The morale of the story, kids, is: "Women, don't get too good at your careers and have too much fun, or your uniformly insecure, bawdy and profligate husbands will get the hump and go find other ladies to bear their children." Nobody - not Perry, Brand, women or men - comes out of this melodramatic and manufactured parable particularly well.
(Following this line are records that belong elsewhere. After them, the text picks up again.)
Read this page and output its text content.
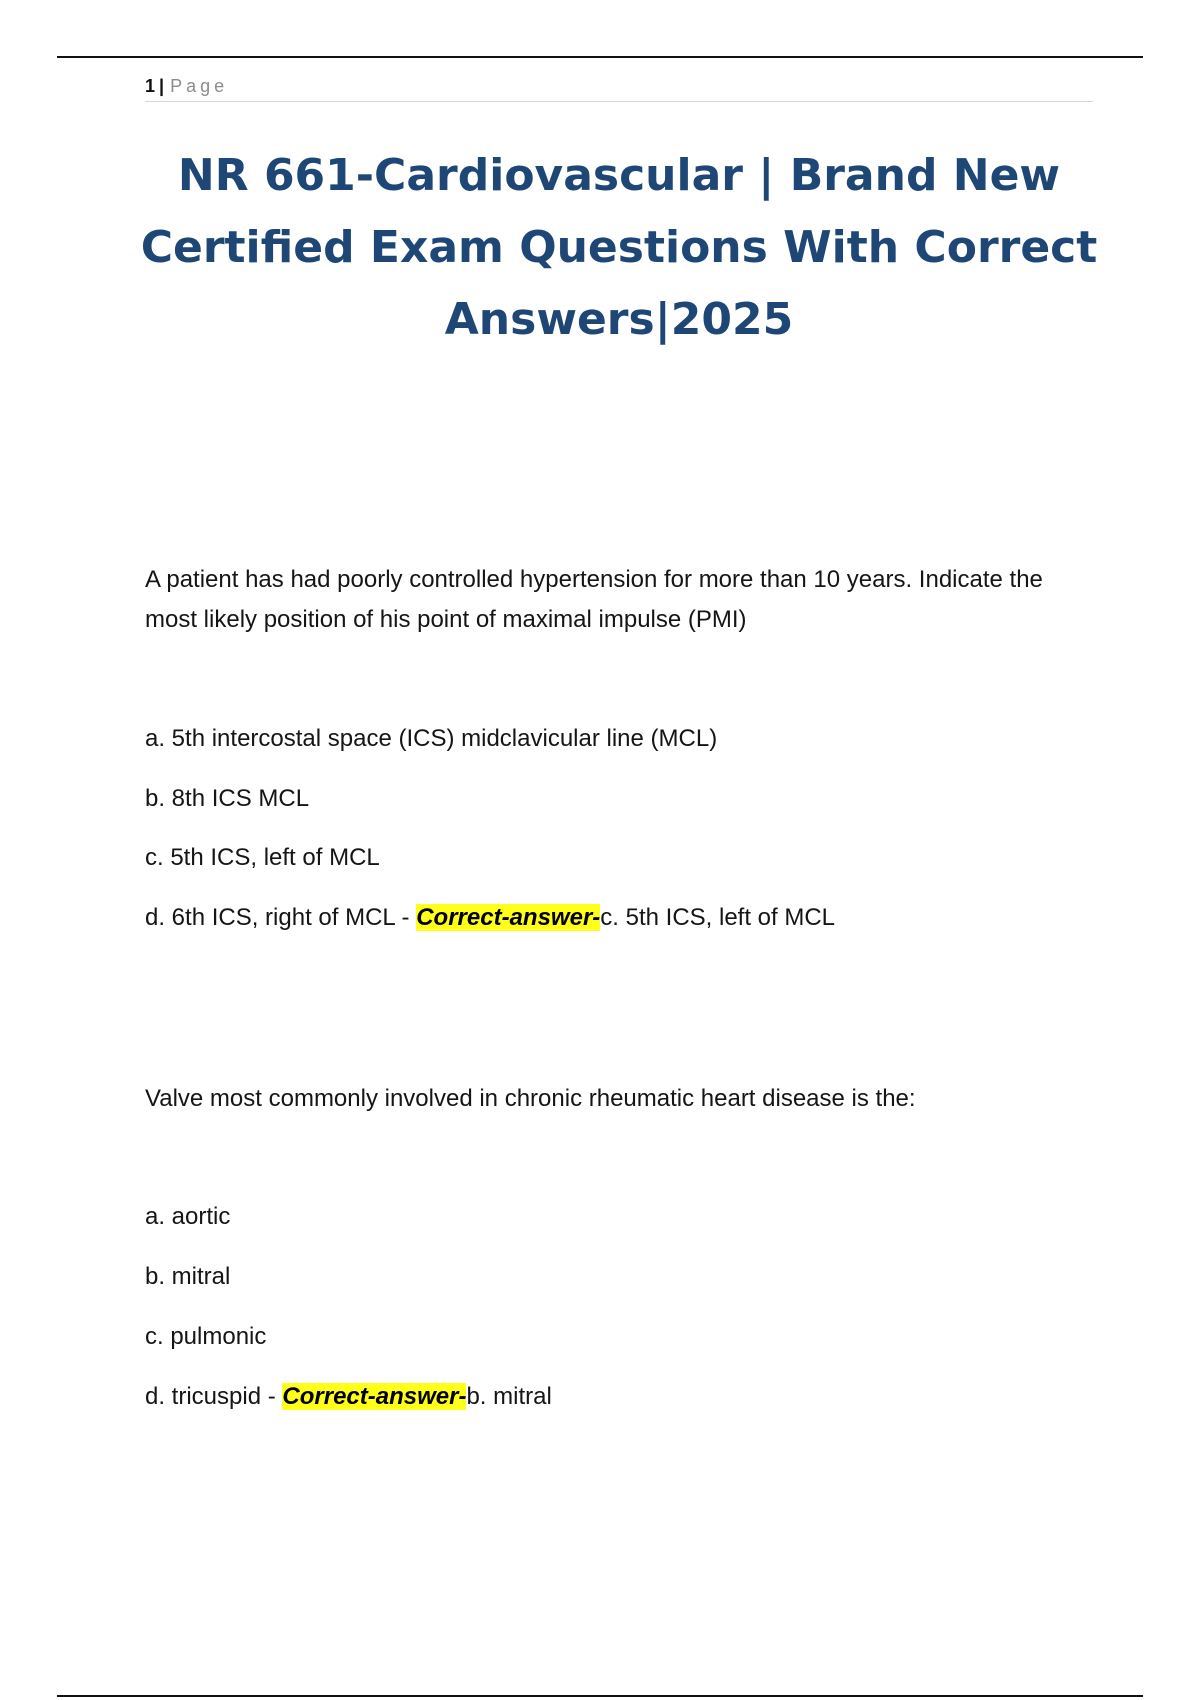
1 | Page
NR 661-Cardiovascular | Brand New Certified Exam Questions With Correct Answers|2025

A patient has had poorly controlled hypertension for more than 10 years. Indicate the most likely position of his point of maximal impulse (PMI)

a. 5th intercostal space (ICS) midclavicular line (MCL)

b. 8th ICS MCL

c. 5th ICS, left of MCL

d. 6th ICS, right of MCL - Correct-answer-c. 5th ICS, left of MCL

Valve most commonly involved in chronic rheumatic heart disease is the:

a. aortic

b. mitral

c. pulmonic

d. tricuspid - Correct-answer-b. mitral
We're not stupid. We've all seen Friends - or at least read Madame Bovary - and we know that life and love are more complicated than this. Reducing real people to caricatures (e.g. the career-obsessed ice queen vs the lily-livered Lothario) just keeps us stuck in the past. Let's ignore this dull narrative and embrace 2012. Happy New Year!

Secret Squirrel

Just when I was in danger of becoming jaded about celebrity gossip, up pops a nice little item about Clint Eastwood's obsession with a squirrel called Lola. "Clint leaves the front door open whenever he's inside working so Lola can come and go," a source explains. "He gets a kick out of watching her and always keeps a bag of shelled peanuts on the bottom shelf of a bookcase in case she gets hungry. Clint would be so upset if Lola disappeared. He enjoys her company."

Demi Moore = Gloria Steinem

2012 has a purpose! It's the year in which we'll discover, finally, if Demi Moore can act. She's been cast in the role of feminist Gloria Steinem in the forthcoming biopic of 1970s porn actress Linda Lovelace, alongside Adam Brody and Eric Roberts, as Reuters reports.